2 years ago: Making work

2 years ago: Making work June 6, 2013

June 6, 2011, on this blog: Making work

“But that would just be make-work,” critics protest.

They say that as though that would be a bad thing. When the No. 1 problem is that there’s not enough work to go around, what’s wrong with making some? Right now there’s not enough of the stuff. High time to make more, I’d say.

The classic example of make-work is paying people to dig holes and then fill them back in. Even that would be preferable to the current situation, which involves not paying 13.9 million people and forcing them to sit idle on the sidelines. Digging holes and refilling them would be pointless and Sisyphean, but it would be better to be Sisyphus drawing a regular paycheck than to be one of our millions of long-term jobless whose unemployment insurance benefits have run out.
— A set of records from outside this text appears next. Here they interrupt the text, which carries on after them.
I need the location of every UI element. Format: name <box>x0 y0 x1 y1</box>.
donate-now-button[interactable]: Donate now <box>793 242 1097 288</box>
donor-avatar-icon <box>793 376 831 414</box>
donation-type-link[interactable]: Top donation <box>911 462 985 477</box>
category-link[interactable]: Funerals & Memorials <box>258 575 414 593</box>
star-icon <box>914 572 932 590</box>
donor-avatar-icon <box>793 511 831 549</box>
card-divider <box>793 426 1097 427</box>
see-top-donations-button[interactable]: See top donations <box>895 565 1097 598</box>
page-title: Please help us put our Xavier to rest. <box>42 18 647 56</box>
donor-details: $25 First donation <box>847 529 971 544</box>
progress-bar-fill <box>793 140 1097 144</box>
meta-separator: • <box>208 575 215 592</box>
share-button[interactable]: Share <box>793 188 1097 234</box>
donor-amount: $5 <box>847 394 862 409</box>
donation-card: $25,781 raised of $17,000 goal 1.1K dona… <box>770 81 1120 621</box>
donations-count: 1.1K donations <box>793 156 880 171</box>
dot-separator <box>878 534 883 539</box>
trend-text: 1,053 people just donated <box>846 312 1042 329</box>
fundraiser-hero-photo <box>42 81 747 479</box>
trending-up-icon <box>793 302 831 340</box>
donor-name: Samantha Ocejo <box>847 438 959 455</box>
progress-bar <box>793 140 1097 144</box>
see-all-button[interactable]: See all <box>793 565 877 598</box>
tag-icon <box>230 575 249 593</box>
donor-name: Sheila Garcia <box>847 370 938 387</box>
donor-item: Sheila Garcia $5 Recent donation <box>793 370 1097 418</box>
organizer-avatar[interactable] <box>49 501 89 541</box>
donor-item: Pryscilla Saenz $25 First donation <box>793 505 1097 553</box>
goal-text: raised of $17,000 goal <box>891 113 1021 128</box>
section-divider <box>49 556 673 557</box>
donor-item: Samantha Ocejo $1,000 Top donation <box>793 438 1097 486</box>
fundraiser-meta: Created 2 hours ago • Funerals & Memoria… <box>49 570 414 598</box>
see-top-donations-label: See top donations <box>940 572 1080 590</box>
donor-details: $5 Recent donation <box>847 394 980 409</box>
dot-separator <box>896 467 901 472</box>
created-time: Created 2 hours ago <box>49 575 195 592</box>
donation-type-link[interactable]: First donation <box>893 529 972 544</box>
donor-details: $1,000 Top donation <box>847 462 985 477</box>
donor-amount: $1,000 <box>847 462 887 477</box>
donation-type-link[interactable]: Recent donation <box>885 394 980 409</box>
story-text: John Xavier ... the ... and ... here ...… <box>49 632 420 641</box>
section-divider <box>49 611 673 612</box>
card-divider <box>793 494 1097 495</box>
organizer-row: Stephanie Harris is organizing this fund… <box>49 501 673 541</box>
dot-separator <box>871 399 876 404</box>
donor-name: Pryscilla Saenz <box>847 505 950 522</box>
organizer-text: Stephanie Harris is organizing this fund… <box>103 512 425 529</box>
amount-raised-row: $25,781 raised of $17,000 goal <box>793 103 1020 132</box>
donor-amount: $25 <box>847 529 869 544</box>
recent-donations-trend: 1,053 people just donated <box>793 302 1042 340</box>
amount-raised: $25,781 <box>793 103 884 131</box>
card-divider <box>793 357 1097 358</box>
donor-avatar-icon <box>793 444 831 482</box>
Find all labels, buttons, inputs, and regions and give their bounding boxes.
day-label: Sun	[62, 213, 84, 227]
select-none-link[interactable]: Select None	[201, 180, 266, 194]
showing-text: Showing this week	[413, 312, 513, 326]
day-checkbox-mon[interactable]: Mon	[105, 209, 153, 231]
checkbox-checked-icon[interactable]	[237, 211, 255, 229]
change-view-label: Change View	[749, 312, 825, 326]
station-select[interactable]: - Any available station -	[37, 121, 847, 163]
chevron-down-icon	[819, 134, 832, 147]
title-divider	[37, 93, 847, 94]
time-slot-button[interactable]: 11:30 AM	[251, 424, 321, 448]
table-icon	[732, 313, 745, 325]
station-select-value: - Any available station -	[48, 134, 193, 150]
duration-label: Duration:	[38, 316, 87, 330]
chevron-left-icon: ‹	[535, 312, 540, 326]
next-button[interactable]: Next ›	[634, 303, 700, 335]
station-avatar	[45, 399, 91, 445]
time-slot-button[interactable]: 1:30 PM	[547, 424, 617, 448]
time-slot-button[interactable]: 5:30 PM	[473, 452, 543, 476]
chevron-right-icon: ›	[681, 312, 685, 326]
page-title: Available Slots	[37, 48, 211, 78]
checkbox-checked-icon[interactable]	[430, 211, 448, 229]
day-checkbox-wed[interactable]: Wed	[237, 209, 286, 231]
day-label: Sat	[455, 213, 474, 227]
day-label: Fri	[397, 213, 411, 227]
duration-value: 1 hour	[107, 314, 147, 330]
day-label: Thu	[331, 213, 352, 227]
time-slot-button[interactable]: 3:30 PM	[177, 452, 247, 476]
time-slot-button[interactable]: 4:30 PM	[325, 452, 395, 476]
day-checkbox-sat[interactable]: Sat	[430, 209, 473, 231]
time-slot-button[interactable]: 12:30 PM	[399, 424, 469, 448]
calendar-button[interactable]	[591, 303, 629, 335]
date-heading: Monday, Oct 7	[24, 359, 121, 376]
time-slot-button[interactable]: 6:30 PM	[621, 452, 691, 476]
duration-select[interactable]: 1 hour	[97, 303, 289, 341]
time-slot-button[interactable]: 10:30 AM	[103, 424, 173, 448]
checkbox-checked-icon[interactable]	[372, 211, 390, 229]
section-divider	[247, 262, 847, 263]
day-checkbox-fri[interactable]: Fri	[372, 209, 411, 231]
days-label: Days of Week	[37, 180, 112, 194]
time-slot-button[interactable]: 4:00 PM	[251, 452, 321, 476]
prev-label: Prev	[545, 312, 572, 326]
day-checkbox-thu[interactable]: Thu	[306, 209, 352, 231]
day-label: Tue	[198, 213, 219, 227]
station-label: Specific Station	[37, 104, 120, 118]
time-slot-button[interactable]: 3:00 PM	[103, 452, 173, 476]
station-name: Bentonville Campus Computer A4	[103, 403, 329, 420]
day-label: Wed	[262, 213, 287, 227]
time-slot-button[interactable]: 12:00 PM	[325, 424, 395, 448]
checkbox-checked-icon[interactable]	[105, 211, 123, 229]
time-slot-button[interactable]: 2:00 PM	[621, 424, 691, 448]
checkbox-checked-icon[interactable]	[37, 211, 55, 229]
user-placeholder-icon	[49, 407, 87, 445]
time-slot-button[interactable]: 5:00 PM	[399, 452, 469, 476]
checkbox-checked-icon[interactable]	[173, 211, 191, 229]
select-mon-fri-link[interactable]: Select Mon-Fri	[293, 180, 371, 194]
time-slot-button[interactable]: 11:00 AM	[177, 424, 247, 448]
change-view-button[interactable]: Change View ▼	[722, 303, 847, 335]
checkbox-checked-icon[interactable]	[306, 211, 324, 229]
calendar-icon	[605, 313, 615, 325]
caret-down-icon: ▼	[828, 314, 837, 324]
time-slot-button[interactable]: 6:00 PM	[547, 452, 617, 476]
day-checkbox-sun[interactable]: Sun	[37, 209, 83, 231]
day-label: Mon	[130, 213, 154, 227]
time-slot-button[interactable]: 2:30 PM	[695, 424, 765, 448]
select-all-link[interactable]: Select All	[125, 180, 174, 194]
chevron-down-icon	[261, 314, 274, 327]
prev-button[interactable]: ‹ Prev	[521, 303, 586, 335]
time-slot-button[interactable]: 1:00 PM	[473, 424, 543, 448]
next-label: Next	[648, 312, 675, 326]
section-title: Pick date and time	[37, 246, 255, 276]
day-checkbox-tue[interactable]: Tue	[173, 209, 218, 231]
Still, I’m not advocating hole-digging and hole-filling because that would only address half of the problem of our current jobs crisis. It would meet the desperate need for work of those 13.9 million Americans with no source of earned income, but it would not address the damage being done to our economy and our society of losing the productive contributions of nearly 14 million people.

The current crisis — to again borrow one of my favorite phrases from Wendell Berry — is a solution neatly divided into two problems. We have people who desperately need work to do. And we have work that desperately needs doing.